Second, I've decide to mostly follow the Google group on my iPad. I found the interface (via Safari or Chrome) to be pretty good, and reading the groups on my iPad means that I'm not reading them when I'm sitting in front of my computer working. So, I use my breaks from my computer, those times when I need either a physical or mental break, to check up on the conversations. I follow the twitter stream as well. I don't feel the need to read everything. I scan and skip things, but I also give myself permission to jump in where I think I have something to contribute. For the most part, I write and post my contributions from my iPad (although I found I needed to use my Desktop to add my pin to the map). This also provides a test of the feasibility of participating in a MOOC strictly with a mobile device (my iPad), and points out to me when there are limitations. I've also found that the discussions are the one part that I think MobiMOOC does better than any other MOOC I've participated in. For some reason, they are richer and more active than I have experienced elsewhere. I feel that if I didn't participate here, I would be missing out!

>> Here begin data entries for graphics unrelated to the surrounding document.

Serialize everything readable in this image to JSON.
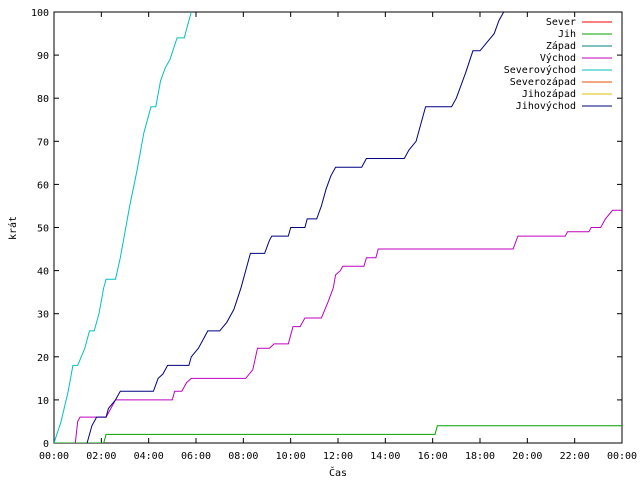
{
  "chart_data": {
    "type": "line",
    "title": "",
    "xlabel": "Čas",
    "ylabel": "krát",
    "xlim": [
      0,
      24
    ],
    "ylim": [
      0,
      100
    ],
    "grid": false,
    "legend_position": "top-right",
    "x_tick_values": [
      0,
      2,
      4,
      6,
      8,
      10,
      12,
      14,
      16,
      18,
      20,
      22,
      24
    ],
    "x_tick_labels": [
      "00:00",
      "02:00",
      "04:00",
      "06:00",
      "08:00",
      "10:00",
      "12:00",
      "14:00",
      "16:00",
      "18:00",
      "20:00",
      "22:00",
      "00:00"
    ],
    "y_tick_values": [
      0,
      10,
      20,
      30,
      40,
      50,
      60,
      70,
      80,
      90,
      100
    ],
    "y_tick_labels": [
      "0",
      "10",
      "20",
      "30",
      "40",
      "50",
      "60",
      "70",
      "80",
      "90",
      "100"
    ],
    "series": [
      {
        "name": "Sever",
        "color": "#ff0000",
        "points": []
      },
      {
        "name": "Jih",
        "color": "#00a000",
        "points": [
          [
            0,
            0
          ],
          [
            2.1,
            0
          ],
          [
            2.2,
            2
          ],
          [
            16.1,
            2
          ],
          [
            16.2,
            4
          ],
          [
            24,
            4
          ]
        ]
      },
      {
        "name": "Západ",
        "color": "#008080",
        "points": []
      },
      {
        "name": "Východ",
        "color": "#c000c0",
        "points": [
          [
            0.9,
            0
          ],
          [
            1.0,
            5
          ],
          [
            1.1,
            6
          ],
          [
            2.2,
            6
          ],
          [
            2.4,
            8
          ],
          [
            2.6,
            10
          ],
          [
            5.0,
            10
          ],
          [
            5.1,
            12
          ],
          [
            5.4,
            12
          ],
          [
            5.6,
            14
          ],
          [
            5.8,
            15
          ],
          [
            8.1,
            15
          ],
          [
            8.4,
            17
          ],
          [
            8.6,
            22
          ],
          [
            9.1,
            22
          ],
          [
            9.3,
            23
          ],
          [
            9.9,
            23
          ],
          [
            10.1,
            27
          ],
          [
            10.4,
            27
          ],
          [
            10.6,
            29
          ],
          [
            11.3,
            29
          ],
          [
            11.6,
            33
          ],
          [
            11.8,
            36
          ],
          [
            11.9,
            39
          ],
          [
            12.1,
            40
          ],
          [
            12.2,
            41
          ],
          [
            13.1,
            41
          ],
          [
            13.2,
            43
          ],
          [
            13.6,
            43
          ],
          [
            13.7,
            45
          ],
          [
            19.4,
            45
          ],
          [
            19.6,
            48
          ],
          [
            21.6,
            48
          ],
          [
            21.7,
            49
          ],
          [
            22.6,
            49
          ],
          [
            22.7,
            50
          ],
          [
            23.1,
            50
          ],
          [
            23.3,
            52
          ],
          [
            23.6,
            54
          ],
          [
            24,
            54
          ]
        ]
      },
      {
        "name": "Severovýchod",
        "color": "#00c0c0",
        "points": [
          [
            0,
            0
          ],
          [
            0.3,
            5
          ],
          [
            0.6,
            12
          ],
          [
            0.8,
            18
          ],
          [
            1.0,
            18
          ],
          [
            1.3,
            22
          ],
          [
            1.5,
            26
          ],
          [
            1.7,
            26
          ],
          [
            1.9,
            30
          ],
          [
            2.1,
            36
          ],
          [
            2.2,
            38
          ],
          [
            2.6,
            38
          ],
          [
            2.8,
            43
          ],
          [
            3.2,
            55
          ],
          [
            3.5,
            63
          ],
          [
            3.8,
            72
          ],
          [
            4.1,
            78
          ],
          [
            4.3,
            78
          ],
          [
            4.5,
            84
          ],
          [
            4.7,
            87
          ],
          [
            4.9,
            89
          ],
          [
            5.2,
            94
          ],
          [
            5.5,
            94
          ],
          [
            5.7,
            98
          ],
          [
            5.8,
            100
          ]
        ]
      },
      {
        "name": "Severozápad",
        "color": "#e05000",
        "points": []
      },
      {
        "name": "Jihozápad",
        "color": "#e0c000",
        "points": []
      },
      {
        "name": "Jihovýchod",
        "color": "#000080",
        "points": [
          [
            1.4,
            0
          ],
          [
            1.6,
            4
          ],
          [
            1.8,
            6
          ],
          [
            2.2,
            6
          ],
          [
            2.3,
            8
          ],
          [
            2.6,
            10
          ],
          [
            2.8,
            12
          ],
          [
            4.2,
            12
          ],
          [
            4.4,
            15
          ],
          [
            4.6,
            16
          ],
          [
            4.8,
            18
          ],
          [
            5.7,
            18
          ],
          [
            5.8,
            20
          ],
          [
            6.1,
            22
          ],
          [
            6.3,
            24
          ],
          [
            6.5,
            26
          ],
          [
            7.0,
            26
          ],
          [
            7.3,
            28
          ],
          [
            7.6,
            31
          ],
          [
            7.9,
            36
          ],
          [
            8.1,
            40
          ],
          [
            8.3,
            44
          ],
          [
            8.9,
            44
          ],
          [
            9.1,
            47
          ],
          [
            9.2,
            48
          ],
          [
            9.9,
            48
          ],
          [
            10.0,
            50
          ],
          [
            10.6,
            50
          ],
          [
            10.7,
            52
          ],
          [
            11.1,
            52
          ],
          [
            11.3,
            55
          ],
          [
            11.5,
            59
          ],
          [
            11.7,
            62
          ],
          [
            11.9,
            64
          ],
          [
            13.0,
            64
          ],
          [
            13.2,
            66
          ],
          [
            14.8,
            66
          ],
          [
            15.0,
            68
          ],
          [
            15.3,
            70
          ],
          [
            15.5,
            74
          ],
          [
            15.7,
            78
          ],
          [
            16.8,
            78
          ],
          [
            17.0,
            80
          ],
          [
            17.4,
            86
          ],
          [
            17.7,
            91
          ],
          [
            18.0,
            91
          ],
          [
            18.3,
            93
          ],
          [
            18.6,
            95
          ],
          [
            18.8,
            98
          ],
          [
            19.0,
            100
          ]
        ]
      }
    ]
  }
}
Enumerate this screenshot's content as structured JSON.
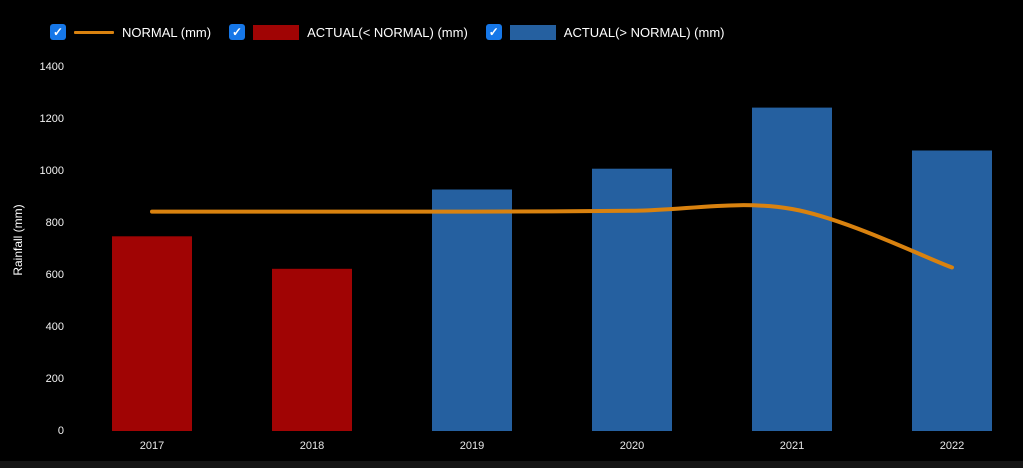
{
  "legend": {
    "items": [
      {
        "label": "NORMAL (mm)",
        "swatch": "line",
        "checked": true
      },
      {
        "label": "ACTUAL(< NORMAL) (mm)",
        "swatch": "rect_below",
        "checked": true
      },
      {
        "label": "ACTUAL(> NORMAL) (mm)",
        "swatch": "rect_above",
        "checked": true
      }
    ],
    "checkmark": "✓"
  },
  "colors": {
    "background": "#000000",
    "checkbox_blue": "#1677e8",
    "line": "#D9820F",
    "below_normal": "#A00404",
    "above_normal": "#2560A0",
    "tick_text": "#f2f2f2"
  },
  "chart_data": {
    "type": "bar",
    "title": "",
    "xlabel": "",
    "ylabel": "Rainfall (mm)",
    "ylim": [
      0,
      1400
    ],
    "ytick_step": 200,
    "ytick_labels": [
      "0",
      "200",
      "400",
      "600",
      "800",
      "1000",
      "1200",
      "1400"
    ],
    "grid": false,
    "legend_position": "top",
    "categories": [
      "2017",
      "2018",
      "2019",
      "2020",
      "2021",
      "2022"
    ],
    "series": [
      {
        "name": "NORMAL (mm)",
        "type": "line",
        "values": [
          840,
          840,
          840,
          843,
          850,
          625
        ]
      },
      {
        "name": "ACTUAL (mm)",
        "type": "bar",
        "values": [
          745,
          620,
          925,
          1005,
          1240,
          1075
        ],
        "status": [
          "below",
          "below",
          "above",
          "above",
          "above",
          "above"
        ]
      }
    ]
  }
}
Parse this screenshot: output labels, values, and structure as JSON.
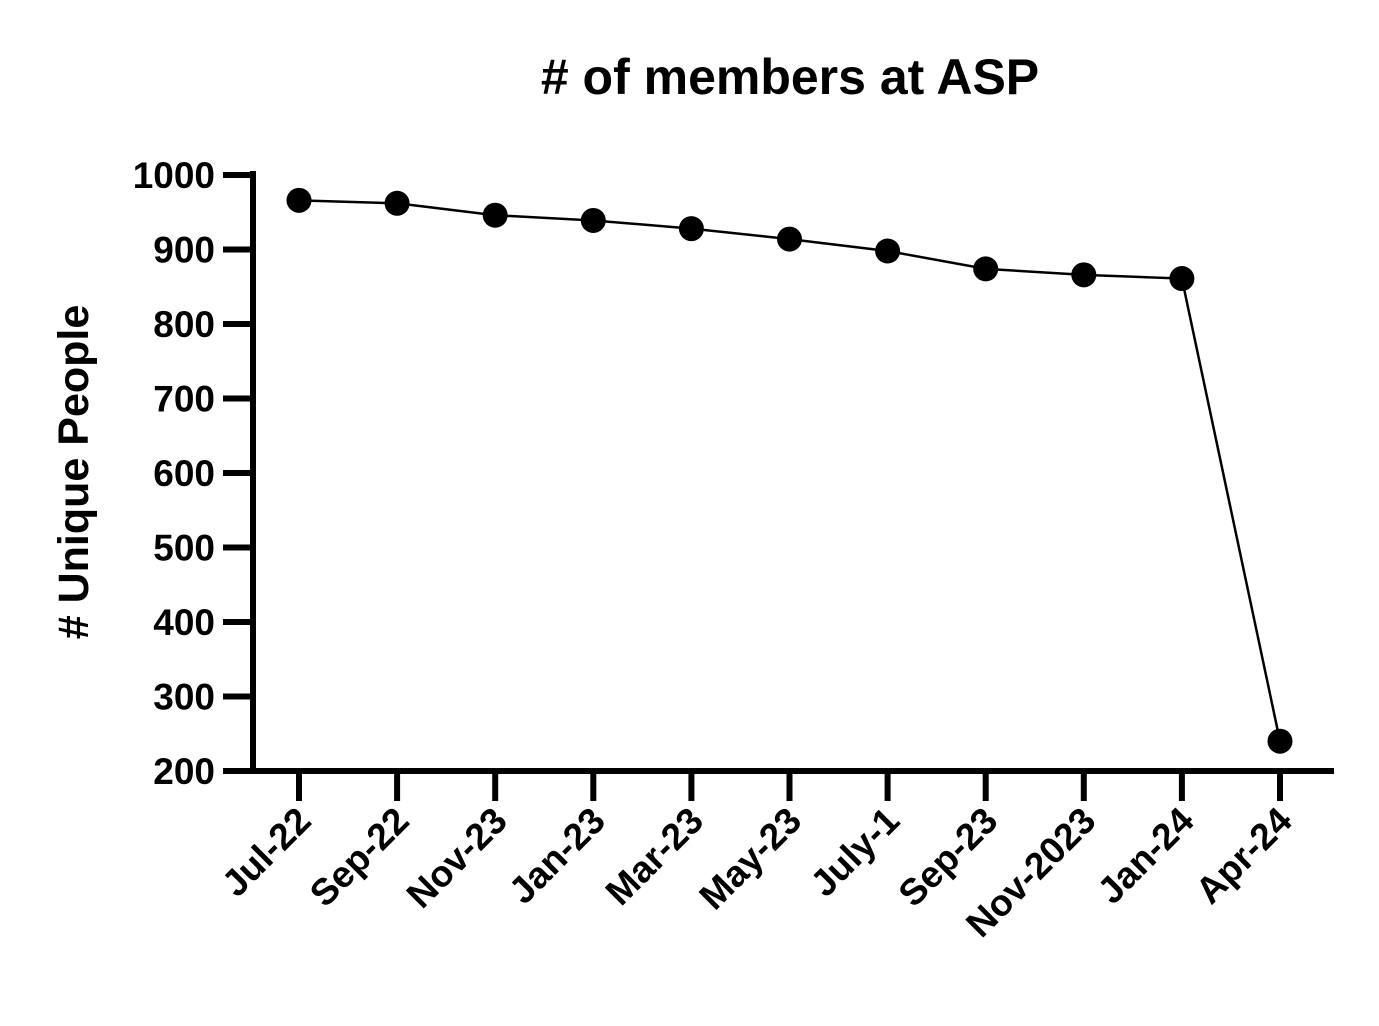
{
  "chart_data": {
    "type": "line",
    "title": "# of members at ASP",
    "xlabel": "",
    "ylabel": "# Unique People",
    "categories": [
      "Jul-22",
      "Sep-22",
      "Nov-23",
      "Jan-23",
      "Mar-23",
      "May-23",
      "July-1",
      "Sep-23",
      "Nov-2023",
      "Jan-24",
      "Apr-24"
    ],
    "series": [
      {
        "values": [
          966,
          962,
          946,
          939,
          928,
          914,
          898,
          874,
          866,
          861,
          240
        ]
      }
    ],
    "ylim": [
      200,
      1000
    ],
    "yticks": [
      "200",
      "300",
      "400",
      "500",
      "600",
      "700",
      "800",
      "900",
      "1000"
    ],
    "grid": false,
    "legend": "none",
    "colors": {
      "line": "#000000",
      "marker": "#000000",
      "axis": "#000000"
    }
  }
}
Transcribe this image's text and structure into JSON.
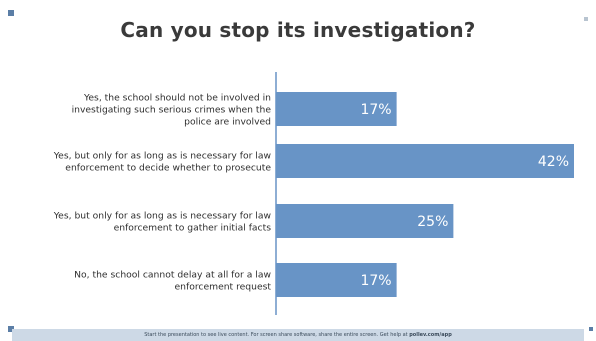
{
  "title": "Can you stop its investigation?",
  "colors": {
    "bar": "#6894c6",
    "axis": "#6894c6",
    "label_text": "#2e2e2e",
    "value_text": "#ffffff",
    "footer_bg": "#cdd9e6"
  },
  "footer": {
    "text": "Start the presentation to see live content. For screen share software, share the entire screen. Get help at",
    "link": "pollev.com/app"
  },
  "chart_data": {
    "type": "bar",
    "orientation": "horizontal",
    "title": "Can you stop its investigation?",
    "categories": [
      [
        "Yes, the school should not be involved in",
        "investigating such serious crimes when the",
        "police are involved"
      ],
      [
        "Yes, but only for as long as is necessary for law",
        "enforcement to decide whether to prosecute"
      ],
      [
        "Yes, but only for as long as is necessary for law",
        "enforcement to gather initial facts"
      ],
      [
        "No, the school cannot delay at all for a law",
        "enforcement request"
      ]
    ],
    "values": [
      17,
      42,
      25,
      17
    ],
    "value_labels": [
      "17%",
      "42%",
      "25%",
      "17%"
    ],
    "xlim": [
      0,
      42
    ],
    "grid": false,
    "legend": "none"
  }
}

Third, I don't expect to participate in any of the synchronous or video-based activities. Personally, I've not found them to be an effective use of my time. If I were less busy, I think I'd find them fun – during EduMOOC I participated in several Google Plus hangouts which was cool – but those were more about playing with a new technology (Google plus had just been released) than it was about meaningful conversations and learning.
And finally, the readings on course wiki. I'll scan through the weekly readings for the topics that interest me to see what has been published within the last year. As a result of my last year studying Mobile Learning at the PhD level, I've already read a lot of the older readings. In scanning the new ones, I'll likely find a few that I should add to my "to read" list. I can't guarantee that I'll get them read during MobiMOOC, but I can at least add them to my future reading list.
So, in the end, I believe I've struck a nice balance. I've defined how I can make MobiMOOC a valuable learning experience for me, without adding too much to my existing heavy workload!